Tell your children that to have a happy household you need to make a plan and together are going to make a list of things that need to happen and things that you don’t want to happen. Your children (those old enough to participate) should give their ideas of what they think should be on each list. One might say, “no fighting.” Another might say, “no morning rush.” “no arguments.” You might say, “ no clothes left on floor.” “no toys left on floor.” “ Children should help clear the table.” Together agree on a short list of do’s and don’t’s.
Then, you need to talk to the children about HOW you are going to do each task. ( E.g. “no morning rush might need the clothes to be chosen the night before, or cereals and bowls and plates to be on the table the night before.) Discuss each thing on the list and decide together how you will achieve it. “No clothes on the floor” might mean you will buy a new big washing basket for the children to throw their clothes into. “Clearing the table” might mean that the younger children take 2 things off the table and the older ones taking 5 things off the table etc. Work it all out WITH the children and re-write the list with the instructions and put it up on the wall.
Give yourselves a start date and a daily chart so you can keep track of your progress. Tell them that if a whole week goes by and all the things are kept to, you will reward them (could be money put aside to save up for a treat or anything else you think is suitable.
Don’t talk about punishments. No one will be punished if the list isn’t kept to. Success breeds success and the possibility of a reward if they stick to the plan will keep the momentum up.
Have a weekly Family Meeting to talk about your successes and failures. Let the children be part of the programme. You can change or expand on THE LIST each week as it suits you.
This works well for some families and less well with others, but there is no family that cannot improve provided the children are clear about what is expected of them and what will happen if they keep the ‘rules.’ Make sure you are consistent and work with the list.
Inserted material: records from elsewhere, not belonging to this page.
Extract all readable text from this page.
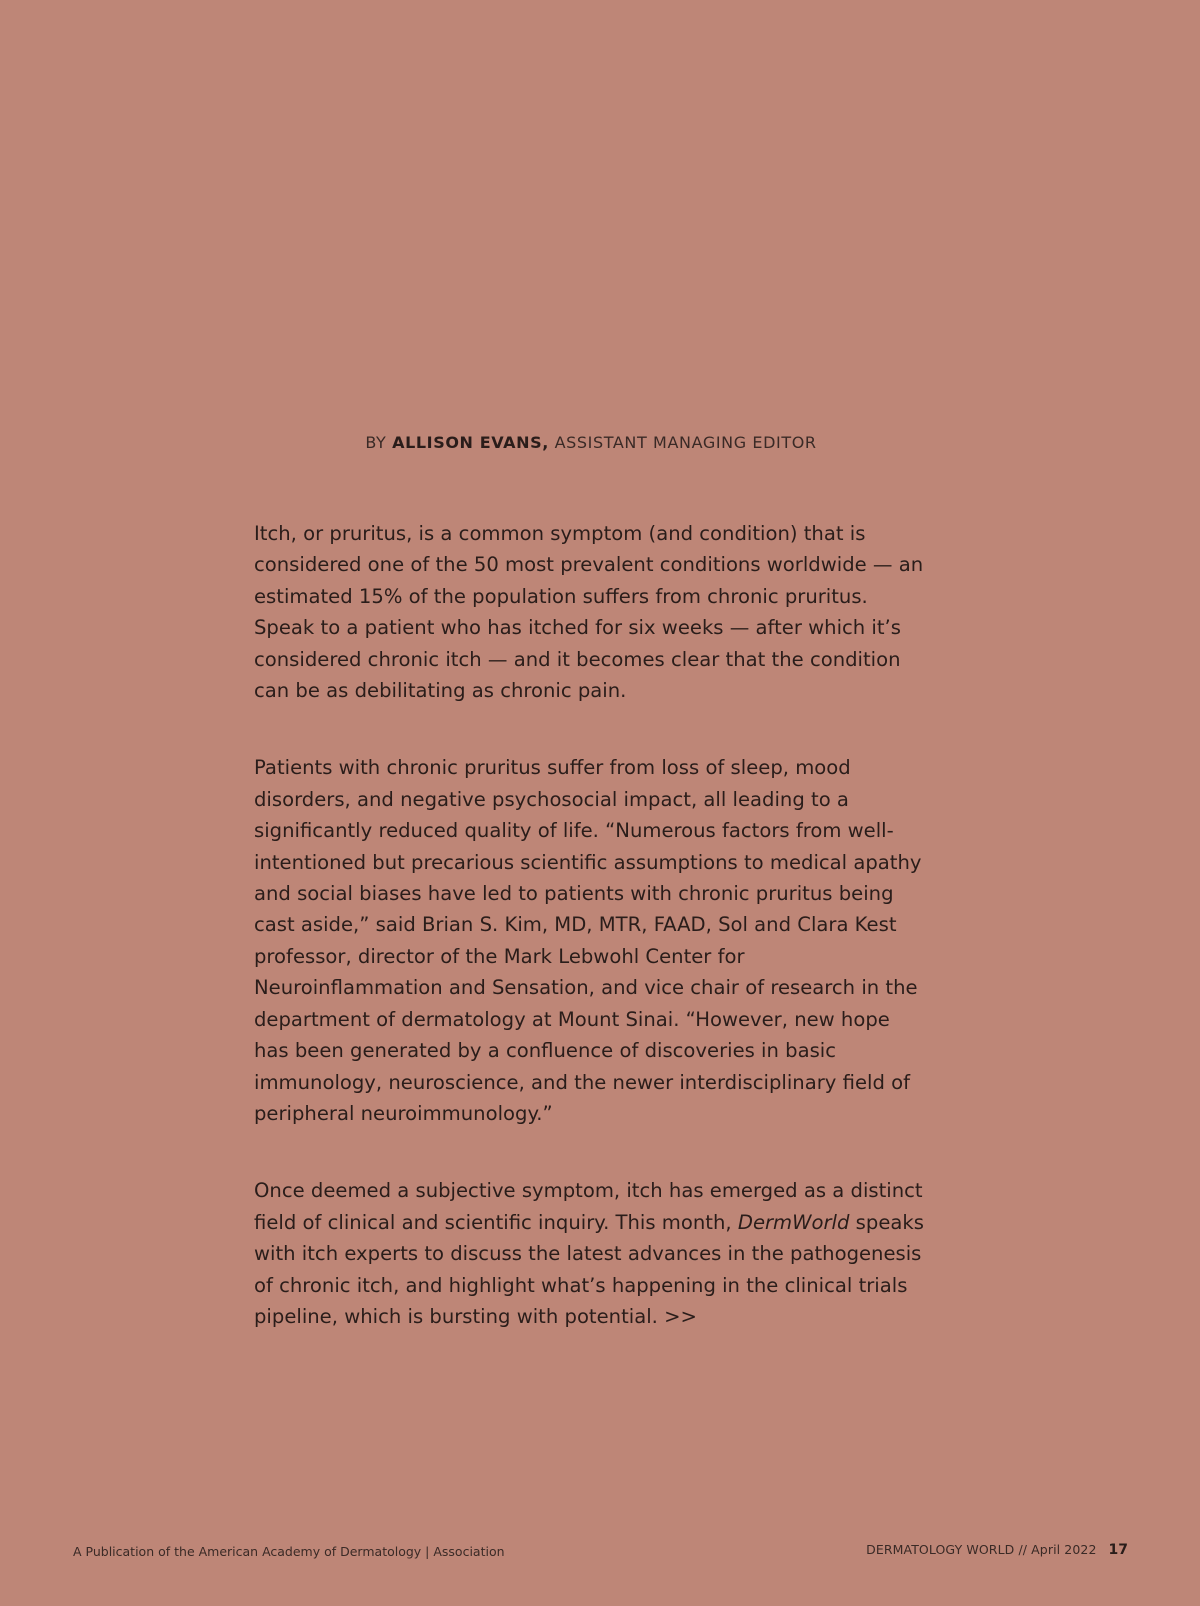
BY ALLISON EVANS, ASSISTANT MANAGING EDITOR

Itch, or pruritus, is a common symptom (and condition) that is considered one of the 50 most prevalent conditions worldwide — an estimated 15% of the population suffers from chronic pruritus. Speak to a patient who has itched for six weeks — after which it’s considered chronic itch — and it becomes clear that the condition can be as debilitating as chronic pain.

Patients with chronic pruritus suffer from loss of sleep, mood disorders, and negative psychosocial impact, all leading to a significantly reduced quality of life. “Numerous factors from well-intentioned but precarious scientific assumptions to medical apathy and social biases have led to patients with chronic pruritus being cast aside,” said Brian S. Kim, MD, MTR, FAAD, Sol and Clara Kest professor, director of the Mark Lebwohl Center for Neuroinflammation and Sensation, and vice chair of research in the department of dermatology at Mount Sinai. “However, new hope has been generated by a confluence of discoveries in basic immunology, neuroscience, and the newer interdisciplinary field of peripheral neuroimmunology.”

Once deemed a subjective symptom, itch has emerged as a distinct field of clinical and scientific inquiry. This month, DermWorld speaks with itch experts to discuss the latest advances in the pathogenesis of chronic itch, and highlight what’s happening in the clinical trials pipeline, which is bursting with potential. >>

A Publication of the American Academy of Dermatology | Association	DERMATOLOGY WORLD // April 2022 17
One family, who were always late, had a list of jobs and times which worked well for them. They bought a big giant size clock and worked to keep their listed times, 7.30 get up, dress, clean teeth. 8am breakfast. 8.30 leave for school. It worked well for them but your family might need a completely different list.
Just remember that telling your children to keep tidy, not to fight, to help clear the table, to go to bed on time without making a list, will not work. A list on the wall has more authority than complaints and are a more effective way of getting your children to follow the rules. You can make a new set of rules for different occasions for example before a holiday or a visit to Grandma. Always do this at a Family meeting so the children are part of the plan. It’s certainly worth a try.